Justiça intima Telegram a explicar estratégia de combate à desinformação

Rayssa Motta


 

A Justiça Federal em São Paulo decidiu intimar o Telegram a explicar sua política de combate à desinformação no Brasil depois que a plataforma ignorou questionamentos feitos pelo Ministério Público Federal. Desde dezembro do ano passado, o MPF tenta notificar o aplicativo em busca de informações. O órgão mobilizou, inclusive, o setor de cooperação internacional. Como não houve resposta, a plataforma foi acionada judicialmente.

Os dados são cobrados em uma investigação sobre a conduta das principais plataformas de redes sociais e aplicativos de mensagens para conter o compartilhamento de conteúdos falsos e radicais. Só o Telegram não respondeu.

A intimação autorizada pela Justiça pode ser usada como prova de que os responsáveis pelo aplicativo tomaram conhecimento do pedido, o que, na prática, significa que não poderão se eximir nas etapas seguintes do inquérito.

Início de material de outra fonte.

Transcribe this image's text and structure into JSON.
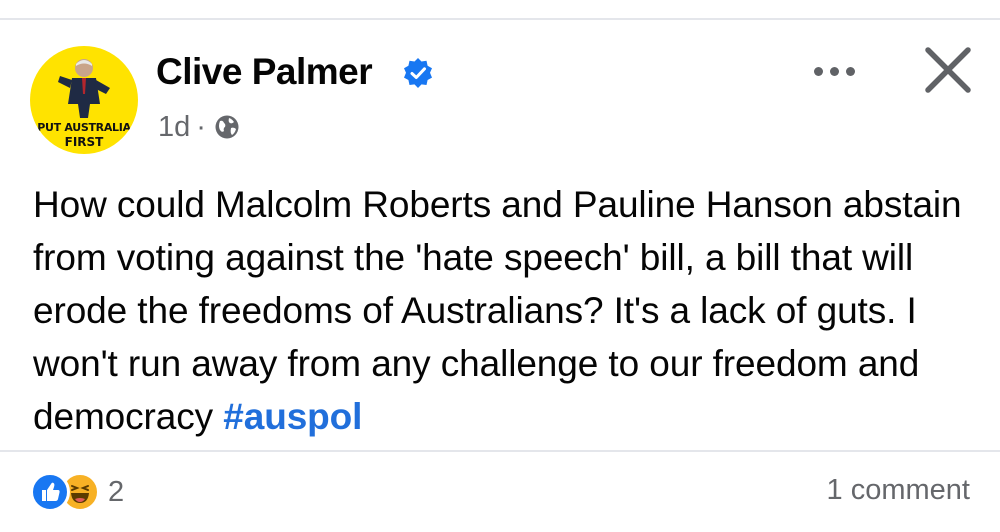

Em seu pedido, o Ministério Público indica que se trata de uma “tentativa de obtenção de provas documentais”. A decisão de intimar a plataforma foi tomada pelo juiz Victorio Giuzio Neto, da 24.ª Vara Cível Federal de São Paulo, que autorizou o envio de notificações à sede do Telegram em Dubai, nos Emirados Árabes, e a um escritório em Londres, Inglaterra.

“O fato de o destinatário Telegram FZ LLC não possuir representação estabelecida no Brasil, a despeito de oferecer seus serviços ao público brasileiro, demanda esta utilização da cooperação judicial internacional para formalização da notificação, sob pena de infração à jurisdição e à soberania do Estado em que sediado o destinatário”, diz a decisão judicial.

Pressão. O Ministério Público Federal não é o único órgão brasileiro ignorado pelo Telegram. O aplicativo de origem russa também não assinou o acordo de cooperação proposto pelo Tribunal Superior Eleitoral (TSE) para minimizar a circulação de fake news nas eleições deste ano. Por causa da postura da empresa, o então presidente do TSE, ministro Luís Roberto Barroso, chegou a discutir a possibilidade de suspensão do funcionamento do aplicativo no Brasil.

A mesma ameaça foi feita em fevereiro pelo ministro Alexandre de Moraes, do Supremo Tribunal federal (STF), relator dos inquéritos que apuram a disseminação de fake news e a atuação das chamadas “milícias digitais”, quando o aplicativo resistiu a excluir o perfil do blogueiro bolsonarista Allan dos Santos. A conta foi suspensa no dia seguinte.

O comportamento da plataforma acende os debates do chamado Projeto de Lei das Fake News, relatado pelo deputado Orlando Silva (PCdoBSP). Um dos pontos previstos no projeto é que as redes sociais tenham representação no Brasil para poder funcionar no País, impedindo, assim, que operem à margem da legislação nacional.

“O fato de o destinatário Telegram FZ LLC não possuir representação estabelecida no Brasil, a despeito de oferecer seus serviços ao público brasileiro, demanda esta utilização da cooperação judicial internacional para formalização da notificação, sob pena de infração à jurisdição e à soberania do Estado em que sediado.”